Alan Weisman has worked on seven continents and in more than 50 countries. He is the author of six books; his most recent, Countdown: Our Last, Best Hope for a Future on Earth?, is now in 13 foreign language editions.
Countdown (Little, Brown and Co., 2013) was awarded the 2014 Los Angeles Times Book Prize, the 2013 Paris Book Festival Prize for nonfiction, the 2014 Nautilus Gold Book Award, the Population Institute’s 2014 Global Media Award for best book, and was a finalist for the Orion Book Award and the Books for a Better Life Award. Booklist called Countdown “a riveting read… a major book… rigorous and provoking.”
Alan’s previous book, The World Without Us (Thomas Dunne Books, 2007), was a New York Times and international bestseller, and a finalist for the National Book Critics Circle Award, the Orion Book Award, the Rachel Carson Prize, the J. Anthony Lukas Book Prize, and winner of the National Library of China’s Wenjin Book Prize. It was named the top nonfiction book of 2007 by TIME, Entertainment Weekly, and Canada’s National Post, and has been translated into 34 languages.

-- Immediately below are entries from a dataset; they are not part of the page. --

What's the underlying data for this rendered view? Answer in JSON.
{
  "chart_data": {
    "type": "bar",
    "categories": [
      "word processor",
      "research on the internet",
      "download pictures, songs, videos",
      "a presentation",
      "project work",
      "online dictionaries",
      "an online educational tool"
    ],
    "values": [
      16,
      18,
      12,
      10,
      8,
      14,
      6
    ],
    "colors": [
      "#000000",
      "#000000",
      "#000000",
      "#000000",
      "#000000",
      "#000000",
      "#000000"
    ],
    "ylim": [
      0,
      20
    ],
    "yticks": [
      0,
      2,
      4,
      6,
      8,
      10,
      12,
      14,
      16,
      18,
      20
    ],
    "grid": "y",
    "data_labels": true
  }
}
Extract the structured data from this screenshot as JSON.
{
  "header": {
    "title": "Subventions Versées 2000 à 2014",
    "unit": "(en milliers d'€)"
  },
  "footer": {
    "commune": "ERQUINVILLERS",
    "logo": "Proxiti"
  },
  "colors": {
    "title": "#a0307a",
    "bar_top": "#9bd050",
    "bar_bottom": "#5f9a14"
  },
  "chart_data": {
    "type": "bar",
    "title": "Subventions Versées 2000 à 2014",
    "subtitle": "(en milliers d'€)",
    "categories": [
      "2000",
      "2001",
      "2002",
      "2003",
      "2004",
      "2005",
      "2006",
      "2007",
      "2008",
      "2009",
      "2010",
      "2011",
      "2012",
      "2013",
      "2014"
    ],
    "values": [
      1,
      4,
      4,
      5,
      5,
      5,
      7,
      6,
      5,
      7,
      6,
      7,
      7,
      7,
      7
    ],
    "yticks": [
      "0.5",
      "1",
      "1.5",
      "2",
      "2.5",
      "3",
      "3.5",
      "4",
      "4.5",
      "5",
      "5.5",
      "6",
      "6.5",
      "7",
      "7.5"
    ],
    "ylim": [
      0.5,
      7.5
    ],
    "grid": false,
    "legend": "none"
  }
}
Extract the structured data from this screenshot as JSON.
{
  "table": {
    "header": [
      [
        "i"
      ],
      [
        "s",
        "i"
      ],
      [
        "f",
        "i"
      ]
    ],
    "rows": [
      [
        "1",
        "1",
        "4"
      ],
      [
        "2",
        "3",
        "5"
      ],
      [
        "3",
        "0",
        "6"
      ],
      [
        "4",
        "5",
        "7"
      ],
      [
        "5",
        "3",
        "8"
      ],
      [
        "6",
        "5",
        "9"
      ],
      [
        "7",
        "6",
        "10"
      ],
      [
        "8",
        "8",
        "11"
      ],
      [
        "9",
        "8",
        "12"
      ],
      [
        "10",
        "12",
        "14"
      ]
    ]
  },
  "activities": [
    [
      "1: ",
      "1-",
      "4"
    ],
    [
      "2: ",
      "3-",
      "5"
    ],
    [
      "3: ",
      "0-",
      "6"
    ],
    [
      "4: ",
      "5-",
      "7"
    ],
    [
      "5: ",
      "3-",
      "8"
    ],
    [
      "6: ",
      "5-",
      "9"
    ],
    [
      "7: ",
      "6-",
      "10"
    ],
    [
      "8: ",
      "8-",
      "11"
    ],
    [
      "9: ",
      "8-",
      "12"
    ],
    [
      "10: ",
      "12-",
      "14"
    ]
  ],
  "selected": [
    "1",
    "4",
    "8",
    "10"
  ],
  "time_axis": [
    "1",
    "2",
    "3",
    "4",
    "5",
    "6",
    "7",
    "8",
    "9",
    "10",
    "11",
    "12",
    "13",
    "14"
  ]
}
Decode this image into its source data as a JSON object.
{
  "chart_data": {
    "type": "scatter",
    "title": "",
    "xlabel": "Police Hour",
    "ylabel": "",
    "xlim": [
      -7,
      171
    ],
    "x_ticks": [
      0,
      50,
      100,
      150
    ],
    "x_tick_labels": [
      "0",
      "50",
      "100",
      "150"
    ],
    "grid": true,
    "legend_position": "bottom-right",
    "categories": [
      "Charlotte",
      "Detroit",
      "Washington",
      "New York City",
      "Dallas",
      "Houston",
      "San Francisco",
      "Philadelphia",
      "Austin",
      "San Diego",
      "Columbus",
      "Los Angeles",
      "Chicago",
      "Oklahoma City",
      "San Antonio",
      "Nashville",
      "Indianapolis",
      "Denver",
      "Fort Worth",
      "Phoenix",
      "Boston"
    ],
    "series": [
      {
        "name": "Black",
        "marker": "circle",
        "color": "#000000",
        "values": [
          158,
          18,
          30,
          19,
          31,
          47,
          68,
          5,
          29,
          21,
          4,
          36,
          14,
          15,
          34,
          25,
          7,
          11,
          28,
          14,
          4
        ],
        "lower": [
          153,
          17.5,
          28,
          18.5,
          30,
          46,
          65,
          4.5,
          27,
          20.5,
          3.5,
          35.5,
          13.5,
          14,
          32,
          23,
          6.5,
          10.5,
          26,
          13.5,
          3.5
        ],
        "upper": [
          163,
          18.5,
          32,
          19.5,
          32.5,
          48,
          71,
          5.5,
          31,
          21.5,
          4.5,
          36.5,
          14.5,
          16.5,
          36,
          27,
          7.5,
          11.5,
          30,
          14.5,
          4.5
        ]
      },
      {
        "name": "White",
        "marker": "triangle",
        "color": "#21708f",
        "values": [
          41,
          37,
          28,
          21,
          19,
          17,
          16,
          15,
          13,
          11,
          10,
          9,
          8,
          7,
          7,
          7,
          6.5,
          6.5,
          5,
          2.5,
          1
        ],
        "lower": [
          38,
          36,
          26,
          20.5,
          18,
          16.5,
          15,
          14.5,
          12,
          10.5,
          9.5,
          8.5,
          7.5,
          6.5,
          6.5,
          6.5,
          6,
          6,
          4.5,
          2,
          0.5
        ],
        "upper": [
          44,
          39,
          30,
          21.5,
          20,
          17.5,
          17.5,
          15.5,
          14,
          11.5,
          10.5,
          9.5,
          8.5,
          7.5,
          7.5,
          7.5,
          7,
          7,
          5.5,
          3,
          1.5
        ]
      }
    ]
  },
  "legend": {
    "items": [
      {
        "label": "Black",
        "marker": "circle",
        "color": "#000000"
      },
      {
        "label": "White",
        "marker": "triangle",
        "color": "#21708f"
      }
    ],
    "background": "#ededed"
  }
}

Alan’s radio pieces have been heard on NPR, Public Radio International, and American Public Media. His writing has appeared in Harper’s, The New York Times Magazine, Atlantic Monthly, Vanity Fair, Los Angeles Times Magazine, Orion, Audubon, Mother Jones, Discover, Condé Nast Traveler, Resurgence, and in several anthologies (including The Best American Science Writing 2006, The Best Buddhist Writing 2009, A Passion for This Earth, and Moral Ground).
He is also the author of An Echo In My Blood (Harcourt Brace, 1999); Gaviotas: A Village to Reinvent the World (Chelsea Green Publishing, 1998); La Frontera: The United States Border With Mexico (Harcourt Brace Jovanovich, 1986); and We, Immortals (Pocket Books, 1979).
Alan has been a Fulbright Senior Scholar in Colombia, writer-in-residence at the Altos de Chavón Escuela de Arte y Diseño in the Dominican Republic, the John Farrar Fellow in Nonfiction at the Bread Loaf Writers’ Conference, a contributing editor to the Los Angeles Times Magazine, and a professor of writing, journalism, and Latin American studies at Prescott College and the University of Arizona.
Among his radio awards shared with his Homelands colleagues are a Robert F. Kennedy Citation, the Harry Chapin/World Hunger Year award, and Brazil’s Prèmio Nacional de Jornalismo Radiofônico. He has also received a Four Corners Award for Best Nonfiction Book (for La Frontera); a Los Angeles Press Club Award for Best Feature Story; and a Best of the West Award in Journalism. His book, Gaviotas: A Village to Reinvent the World, won the 1998 Social Inventions Award from the London-based Global Ideas Bank. He and his wife, sculptor Beckie Kravetz, live in western Massachusetts.